Published in final edited form as: Cell. 2012 May 11;149(4):740–752. doi: 10.1016/j.cell.2012.04.019

Figure 1.

Figure 1

Human retrotransposons. A. Composition of the human genome with respect to high copy number repeats. Data are from the RepeatMasker analysis of the hg19 human genome assembly (Genome Reference Consortium GRCh37). The illustration shows fractions of the genome derived from the major orders (Wicker et al., 2007) of retrotransposons. The remaining 55% of the genome bears low homology to TEs, although substantial portions may be derived from mobile DNA. B. Transposon types illustrated as fractions of total ongoing activity. AluY are the most prolific source of new insertions at one de novo germ line insertion per 20 births; L1 and SVA are thought to be comparable in current activity, responsible for one insertion per 100–200 births. C. Schematic showing an accumulation of interspersed repeat insertions over time.

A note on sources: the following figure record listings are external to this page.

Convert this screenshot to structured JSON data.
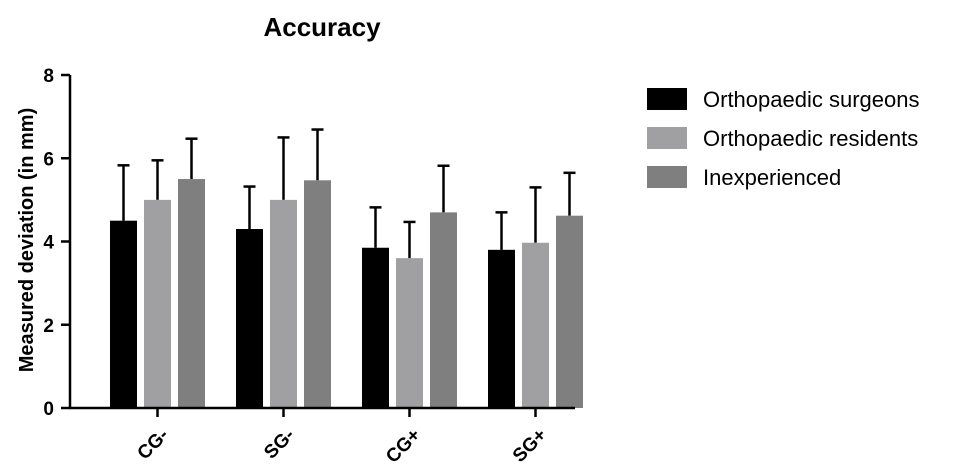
{
  "chart_data": {
    "type": "bar",
    "title": "Accuracy",
    "xlabel": "",
    "ylabel": "Measured deviation (in mm)",
    "ylim": [
      0,
      8
    ],
    "yticks": [
      0,
      2,
      4,
      6,
      8
    ],
    "categories": [
      "CG-",
      "SG-",
      "CG+",
      "SG+"
    ],
    "series": [
      {
        "name": "Orthopaedic surgeons",
        "color": "#000000",
        "values": [
          4.5,
          4.3,
          3.85,
          3.8
        ],
        "error": [
          1.33,
          1.02,
          0.97,
          0.9
        ]
      },
      {
        "name": "Orthopaedic residents",
        "color": "#a0a0a2",
        "values": [
          5.0,
          5.0,
          3.6,
          3.97
        ],
        "error": [
          0.95,
          1.5,
          0.87,
          1.33
        ]
      },
      {
        "name": "Inexperienced",
        "color": "#7f7f7f",
        "values": [
          5.5,
          5.47,
          4.7,
          4.62
        ],
        "error": [
          0.97,
          1.22,
          1.12,
          1.03
        ]
      }
    ],
    "grid": false,
    "legend": "right"
  }
}
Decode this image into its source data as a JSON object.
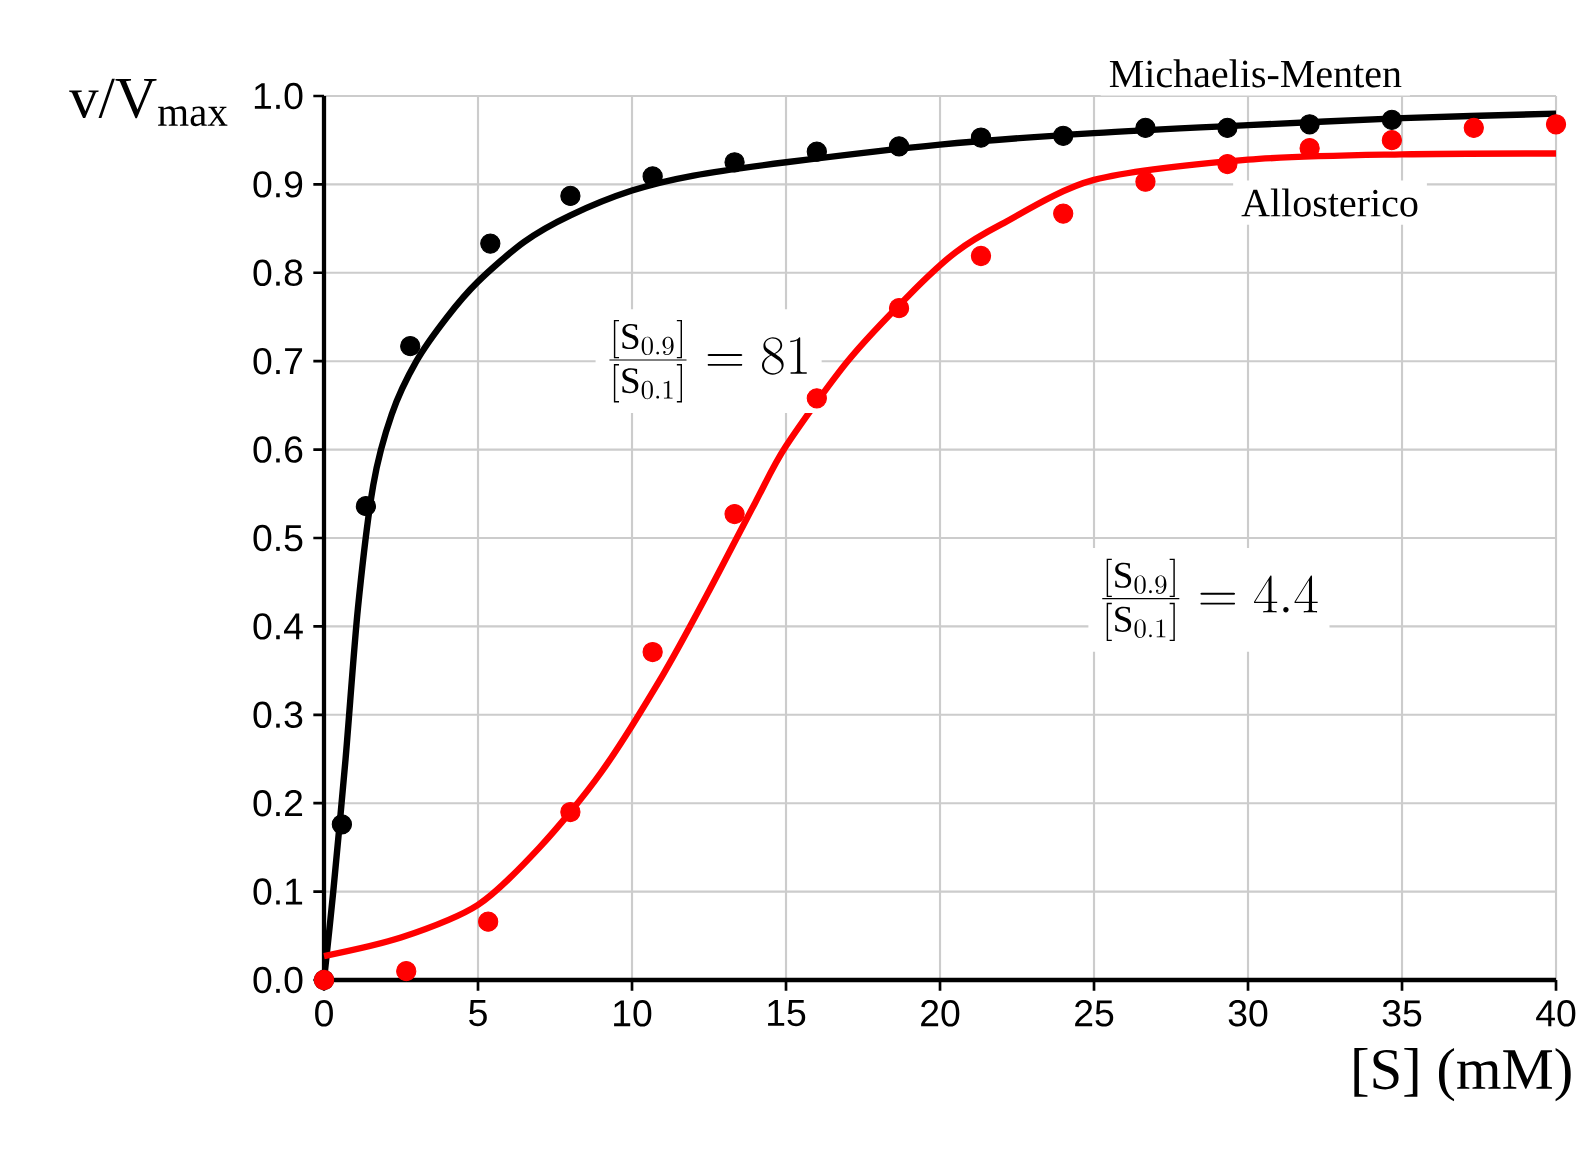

New integrations are stochastic events in individuals (star), such that co-existence with the antedating ‘empty’ allele occurs in the population initially. In the schematic, two alleles are present currently, reflecting presence and absence of the most recent insertion [a retrotransposon insertion polymorphism (RIP)]. As persisting insertions age, they become ‘fixed’ or invariant in the population and decrease in sequence likeness to similar elements (black to gray). D. Structure of the most active retroelements in human genomes. L1 LINEs have a CpG rich 5′UTR with an internal RNA polII promoter (5′ rightward arrow), two open reading frames encoding ORF1p and ORF2p (pink segments), and a 3′ UTR with a polyadenylation (pA) sequence. The ORF2 reading frame encodes endonuclease (EN) and reverse transcriptase (RT) domains. Alu elements are derived from 7SL ribosomal RNAs; they have two internal ‘monomer’ sequences with a centrally located A-rich sequence and an RNApolIII promoter (A and B, gray). The sequence ends in multiple adenosines (An). SVAs are composites of other repeats, from left to right, a CCCTCTn repeat, two tandem Alu-like sequences in antisense (leftward arrows), a VNTR (variable number tandem repeat) region, and a SINE-R region with HERV homology. Sequence suggests RNApolII driven transcription (5′ rightward arrow), and there is a 3′ AAUAAA sequence (pA).